Поначалу Аристотель, отвыкший от полумрака, не увидел ничего. Но когда глаза привыкли к темноте, он поразился поистине величественной роскошью, сочетавшую незатейливую европейскую форму и восточные златотканые ковры с кистями. Вдоль залы на длинных скамьях, покрытых сукном, восседали горделивые, дородные бояре, князья и дьяки в длиннополых кафтанах и опашнях, а под навесом на постаменте восседал великий князь Иван Васильевич в златотканой парчовой ферязи, на черноволосой голове переливалась драгоценными каменьями шапка Мономаха, глаза государя под нависшими бровями темны и суровы, хотя само лицо, еще нестарое, открытое, приветливое. Рядом, по правую руку, сидел юноша с красивым светлым ликом, по левую руку митрополит. Аристотель в своей простой европейской одежде чувствовал себя неловко в окружении величественных мужей, но именно ему, чужеземцу, было поручено построить ни много, ни мало – оплот русского христианства.
Зодчий видел, как великий князь наклонился к кому-то и тихо прошептал. Человек, выступивший в роли толмача, обернулся к Аристотелю и повторил слова князя по-итальянски:
– Великий государь московский Иван Васильевич потребовал тебя, мастер, ради дела благого. Ведомо ли это тебе?

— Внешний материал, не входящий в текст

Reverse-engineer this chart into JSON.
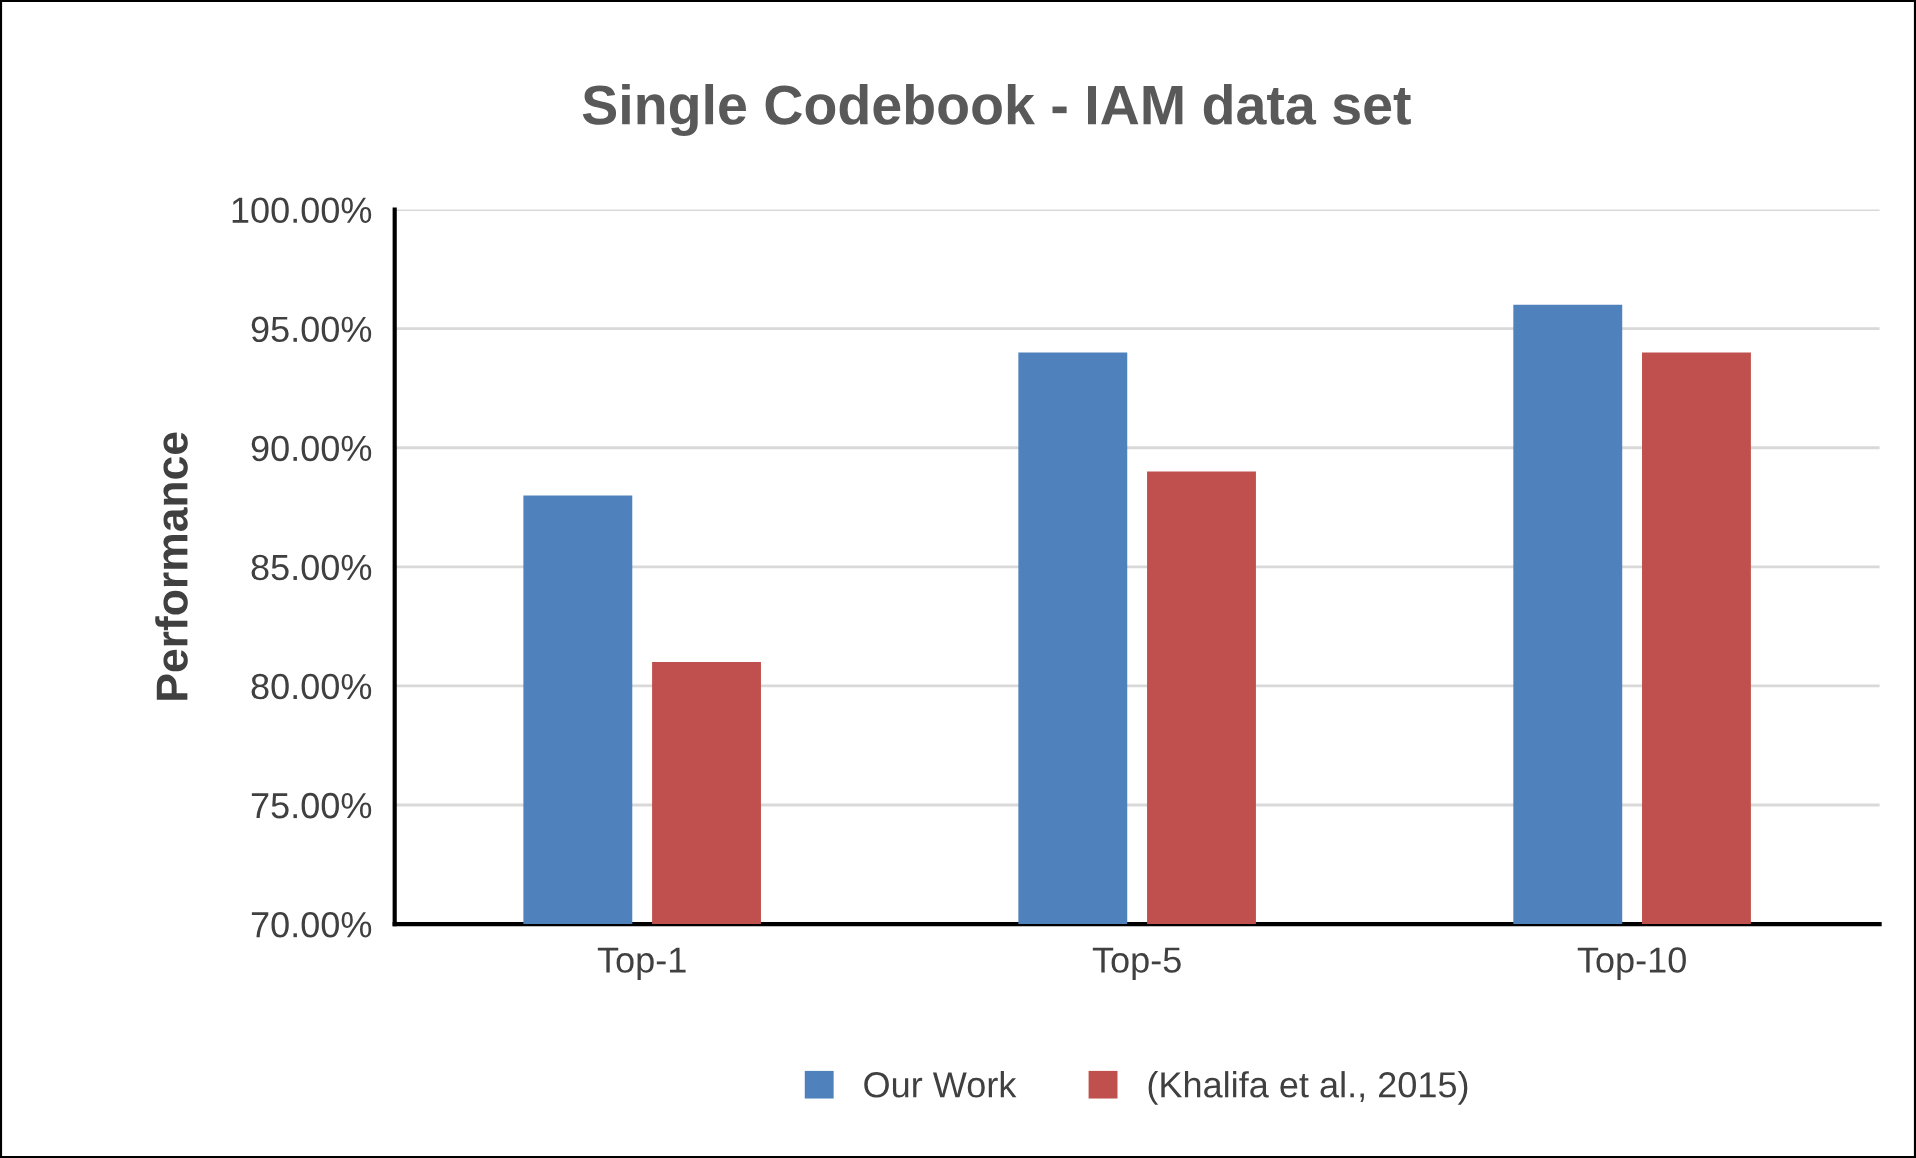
{
  "chart_data": {
    "type": "bar",
    "title": "Single Codebook - IAM data set",
    "ylabel": "Performance",
    "categories": [
      "Top-1",
      "Top-5",
      "Top-10"
    ],
    "series": [
      {
        "name": "Our Work",
        "color": "#4f81bd",
        "values": [
          88,
          94,
          96
        ]
      },
      {
        "name": "(Khalifa et al., 2015)",
        "color": "#c0504d",
        "values": [
          81,
          89,
          94
        ]
      }
    ],
    "ylim": [
      70,
      100
    ],
    "yticks": [
      {
        "value": 70,
        "label": "70.00%"
      },
      {
        "value": 75,
        "label": "75.00%"
      },
      {
        "value": 80,
        "label": "80.00%"
      },
      {
        "value": 85,
        "label": "85.00%"
      },
      {
        "value": 90,
        "label": "90.00%"
      },
      {
        "value": 95,
        "label": "95.00%"
      },
      {
        "value": 100,
        "label": "100.00%"
      }
    ],
    "grid": "y",
    "legend": "bottom"
  }
}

– Как не знать о замысле великом? Передай государю своему, что храм Успения уже существует не только в моей душе, но и на чертежах, что хранятся у меня.

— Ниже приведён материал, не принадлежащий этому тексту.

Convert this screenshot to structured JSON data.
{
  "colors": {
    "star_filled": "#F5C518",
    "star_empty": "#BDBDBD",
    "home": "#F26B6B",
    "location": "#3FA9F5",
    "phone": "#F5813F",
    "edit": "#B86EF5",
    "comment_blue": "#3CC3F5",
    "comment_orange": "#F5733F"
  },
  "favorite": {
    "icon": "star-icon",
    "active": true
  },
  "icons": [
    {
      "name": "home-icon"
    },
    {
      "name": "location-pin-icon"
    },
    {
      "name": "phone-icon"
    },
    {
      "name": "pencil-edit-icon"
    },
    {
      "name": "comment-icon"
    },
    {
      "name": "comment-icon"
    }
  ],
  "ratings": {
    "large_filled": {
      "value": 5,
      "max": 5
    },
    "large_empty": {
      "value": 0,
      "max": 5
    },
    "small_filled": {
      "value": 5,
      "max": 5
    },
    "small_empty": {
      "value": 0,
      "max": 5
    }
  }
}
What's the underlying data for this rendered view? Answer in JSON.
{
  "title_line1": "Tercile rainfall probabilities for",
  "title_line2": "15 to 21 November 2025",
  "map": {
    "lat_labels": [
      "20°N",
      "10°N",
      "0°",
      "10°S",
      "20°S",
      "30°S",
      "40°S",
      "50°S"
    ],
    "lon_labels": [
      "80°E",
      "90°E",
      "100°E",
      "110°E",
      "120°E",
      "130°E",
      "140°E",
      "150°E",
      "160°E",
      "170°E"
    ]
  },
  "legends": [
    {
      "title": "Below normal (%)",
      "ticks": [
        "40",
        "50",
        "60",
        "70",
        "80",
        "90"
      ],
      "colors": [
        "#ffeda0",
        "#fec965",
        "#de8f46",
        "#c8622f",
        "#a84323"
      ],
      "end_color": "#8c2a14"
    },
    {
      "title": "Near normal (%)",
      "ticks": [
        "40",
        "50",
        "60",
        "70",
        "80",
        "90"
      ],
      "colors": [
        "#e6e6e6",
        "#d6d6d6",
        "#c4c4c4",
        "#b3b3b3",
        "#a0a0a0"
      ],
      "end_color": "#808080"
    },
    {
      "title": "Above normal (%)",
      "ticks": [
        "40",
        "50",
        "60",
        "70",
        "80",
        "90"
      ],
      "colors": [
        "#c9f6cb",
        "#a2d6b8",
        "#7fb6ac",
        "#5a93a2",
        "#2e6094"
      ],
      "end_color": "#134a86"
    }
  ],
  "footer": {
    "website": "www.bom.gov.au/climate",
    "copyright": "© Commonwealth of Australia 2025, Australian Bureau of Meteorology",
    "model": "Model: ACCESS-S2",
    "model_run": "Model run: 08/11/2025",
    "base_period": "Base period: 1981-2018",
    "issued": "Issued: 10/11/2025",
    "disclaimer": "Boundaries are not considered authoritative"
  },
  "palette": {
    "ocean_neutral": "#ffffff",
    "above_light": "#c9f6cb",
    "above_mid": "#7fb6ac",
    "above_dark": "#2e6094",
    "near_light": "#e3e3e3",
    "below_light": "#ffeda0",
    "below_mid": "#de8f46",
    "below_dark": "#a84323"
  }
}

Толмач перевел Ивану Васильевичу, тот поинтересовался:
– Где же чертежи твои, зодчий?
– Здесь, под моим сердцем, – ответил по-русски итальянец и, вытащив из-под плаща свернутый в трубочку пергамент, через слуг передал его князю.
Государь долго блуждал глазами по бумаге, старался вникнуть в непонятные для него расчеты. Затем он передал чертежи всем остальным, дабы поняли бояре, какой замысел предстоит воплотить в жизнь. Григорий Мамонов, первый из бояр, задал вопрос зодчему:
– Сколько же времени потребуется, дабы построить все это? Лет пять, а то и более?
– Великие дела быстро не делаются, синьор, – ответил Аристотель, – тот, кто торопится, чаще проигрывает.
При этих словах Иван Васильевич усмехнулся, в душе обрадовался, что удалось обуять дерзость боярскую, сам обратился к мастеру:
– Тебе, зодчий, поручено воздвигнуть храм Успения, дабы Москва стала приемницей Византии и оплотом всего православия. За то не ограничиваю тебя ни в средствах, ни во времени, ни в рабочем люде. На месте строительства ты не просто будешь следить за всем, ты станешь там государем; твое слово – это мое слово, твой указ – мой указ. Над тобой не будет никого, кроме меня, но и спрос тоже будет велик. За неудачу ты ответишь головой. Видишь, какая ответственность возлагается на тебя? Справишься ли ты?